The Earl’s values were being made to look anachronistic and were mirrored downstairs by Carson’s ire – at Mrs Patmore’s collaboration with the wretched Ethel, and at the fruity foxtrotting between the junior servants. Poor Carson; while once he ruled Downton with a bass-voiced authority, he has become an increasing irrelevance.
This series of Downton Abbey has been particularly keen to predict the future. Lady Edith has longed for universal suffrage, and the idea that the future of Downton may be in jeopardy has been alluded to several times. “Do you think houses like Downton will go on for another 40 years?” Mason the farmer asked Daisy as he offered her the chance to take on his land.

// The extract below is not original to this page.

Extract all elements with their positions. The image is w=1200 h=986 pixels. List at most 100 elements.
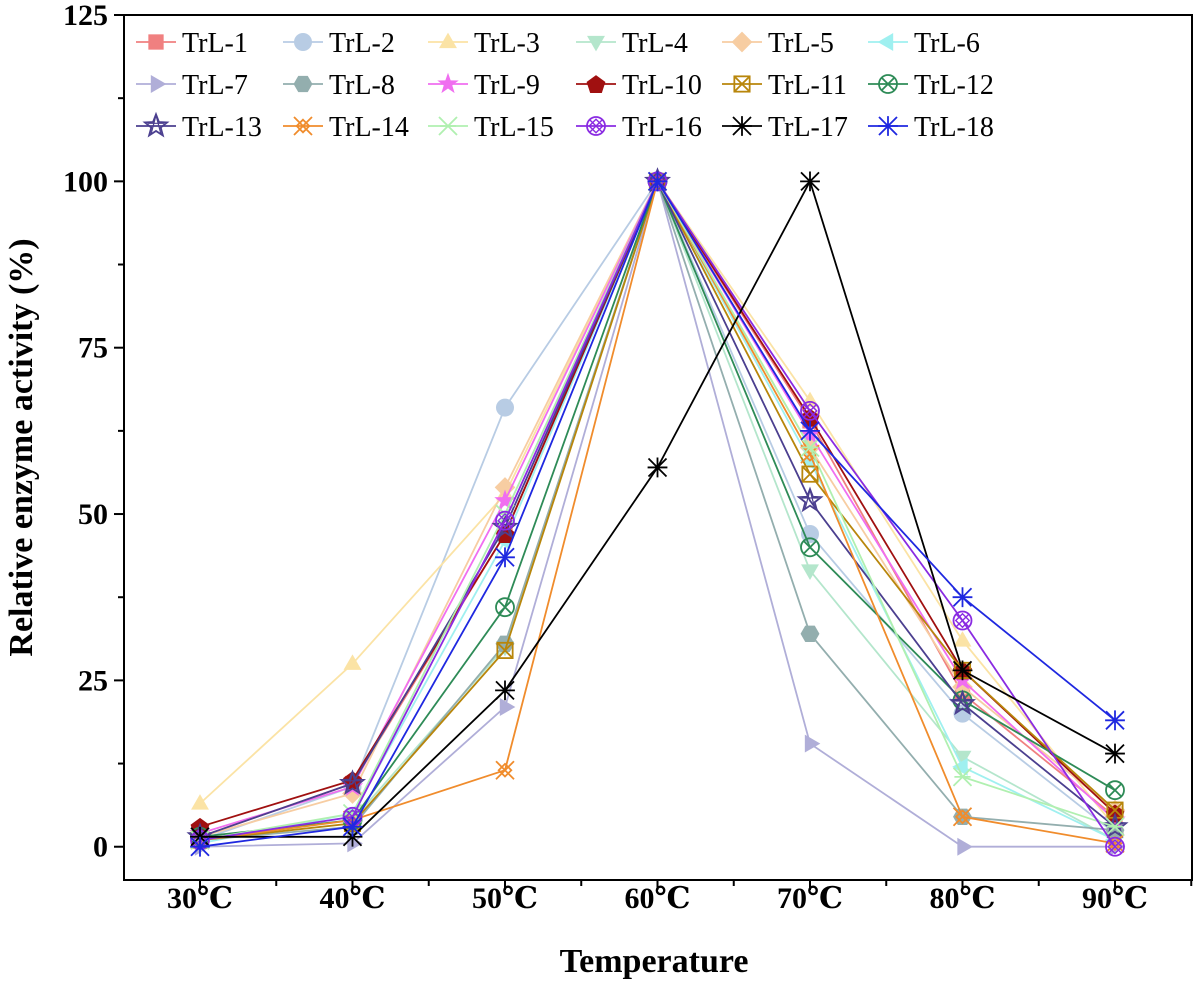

So knowing was his comment that you expected him to continue: “Think about it, Daisy… In 80-odd years, organic food will be all the rage and your ancestors will be able to market your chutney and interesting cheeses to the urban middle classes.”
The other trend this series has been for awkwardly constructed dinner conversations. This time, naturally, it was Catholicism. “I can’t see that bells and incense and the rest of that Pagan folderol is pleasing to God,” puffed Reverend Travis. Lady Edith asked about the rest of Europe, Lady Mary mentioned South America. “And we haven’t even started on the non-Christians,” added Matthew helpfully, as if prepping for the world religion module in his Divinity GCSE. Not for the first time in this episode, it was Lady Cora who had the last word. “Not every family chooses their religion to satisfy Debrett’s,” she scowled. Downstairs, in a none-too-convincing parallel, religious orthodoxy was questioned. Unsurprisingly, and perhaps mercifully, Carson cut short the debate.
It was up to the imprisoned Bates to drive the plot forward. Unfortunately, this has been the least satisfying element of the whole series. It is as if we have viewed all the prison sequences through a steamed-up lens, and never been able to get a sense of Bates’s mental anguish, the desperation of his fellow prisoners or the vileness of the wardens. We only ever seemed to see him in the exercise yard having whispered conversations. When Mr Murray eventually managed to get a statement from Mrs Bartlett which made the verdict unsafe, it all seemed too easy. There was no rigour in the script to show how this might have happened. Still, the good news is that Bates is coming home to his faithful Anna, and to a household awash with male servants. We’ll never have to witness another of those tedious prison sequences ever again.